On the basis of the overall survey results, Schizophrenia Ireland feels that a number of key areas need to be addressed. The issue of written information for service users about their treatment in a format and manner, which they can understand, is of critical importance. There is also an urgent need to address the area of client inclusion in their treatment. Relevant accessible therapies should be available as a matter of course for people experiencing mental distress, regardless of their geographical location. The issue of medication and its prescription warrants serious consideration, particularly in the areas of polypharmacy, standards and guidelines and independent review of a service user’s medication on an annual basis. The constituent health boards, prescribing psychiatrists and general practitioners, must address these issues.

Conclusions

Even from this initial interrogation of the data, there are a number of significant issues, which are raised and are worth consideration by all the stakeholders in our mental health service. This survey represents the views and experience of the most knowledgeable people in our mental health service, the recipients. Three main points have come out of this preliminary interrogation:

Firstly, written information on medications and treatment options should be made available to clients to facilitate informed decision-making.
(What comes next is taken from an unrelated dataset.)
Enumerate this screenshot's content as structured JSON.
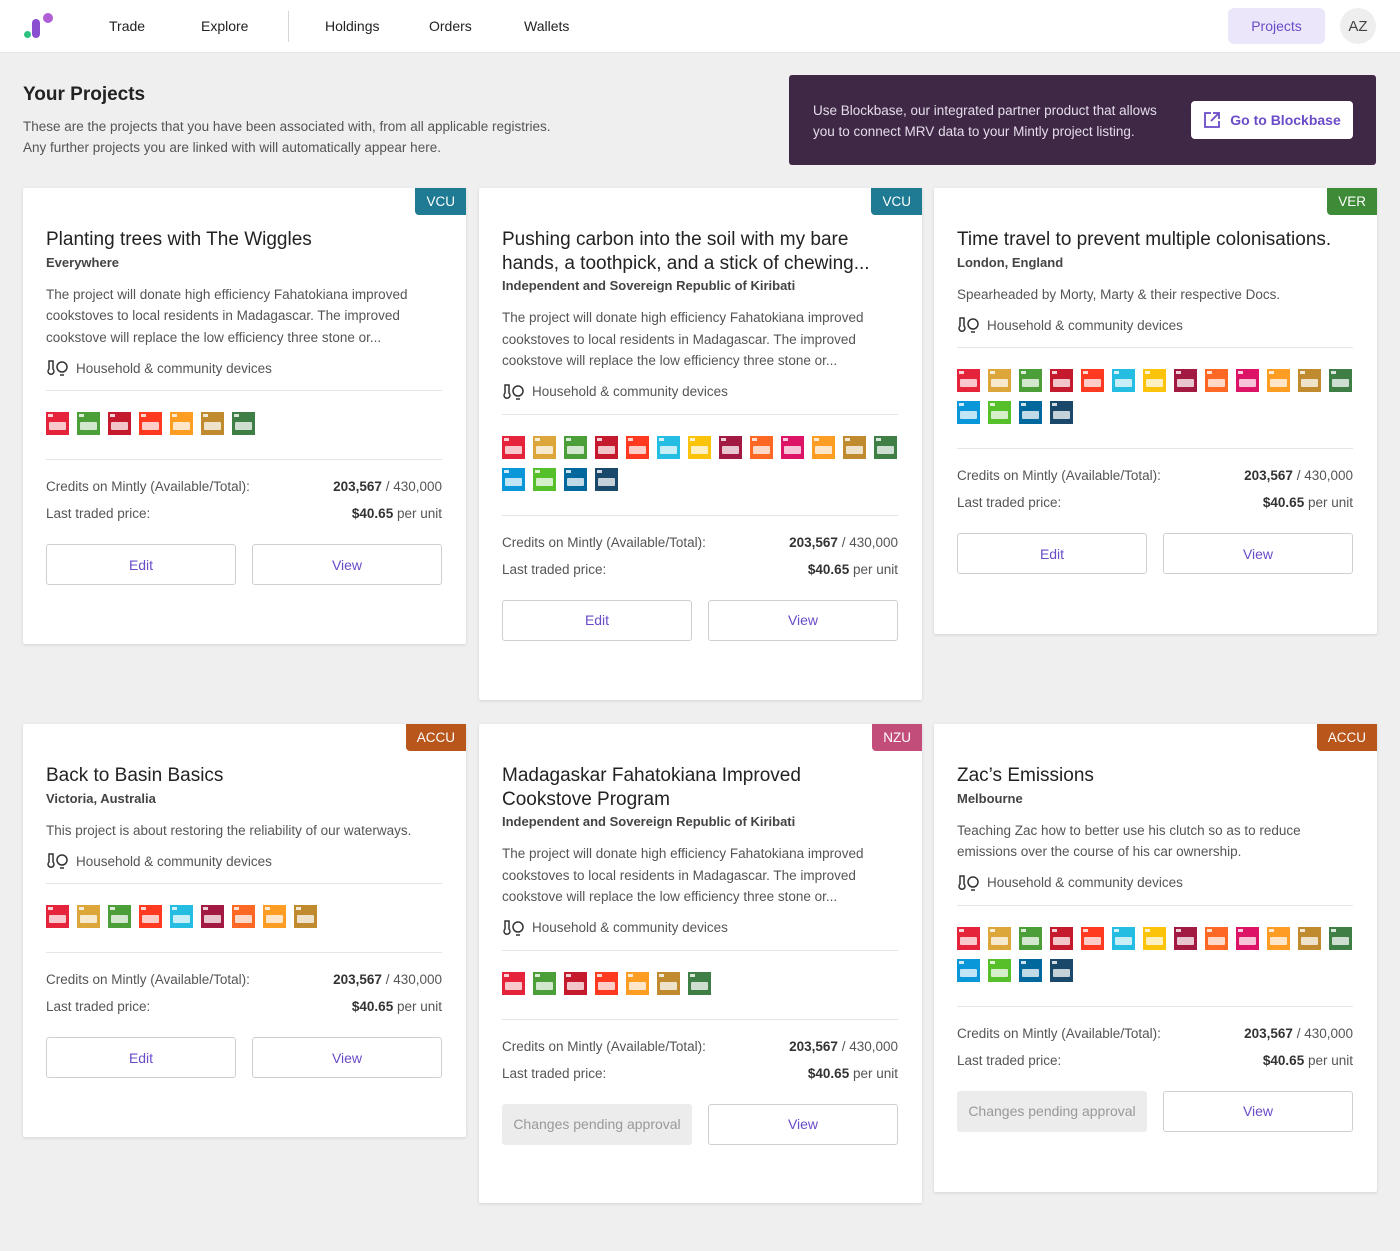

Secondly, relevant accessible therapies should be available to people with mental health problems regardless of geographical location.

Thirdly, The question of polypharmacy needs to be opened up for discussion among clinicians and service users.

The prevailing message across the survey results and focus groups is the desire for inclusion. When included, informed and educated respondents tended to be happier and more in control of their lives.

Limitations of the Research

Who we asked: Service users of both statutory and voluntary services linked to Schizophrenia Ireland. This sample may be more informed than would be expected from a random sample.

How we asked: As in any survey, not everyone would have clearly understood all the questions or filled in every answer in a way consistent with everyone else.

How we categorised: Hundreds of different responses required categorising for meaningful use. Some of the detail of peoples’ responses will have been lost in this process.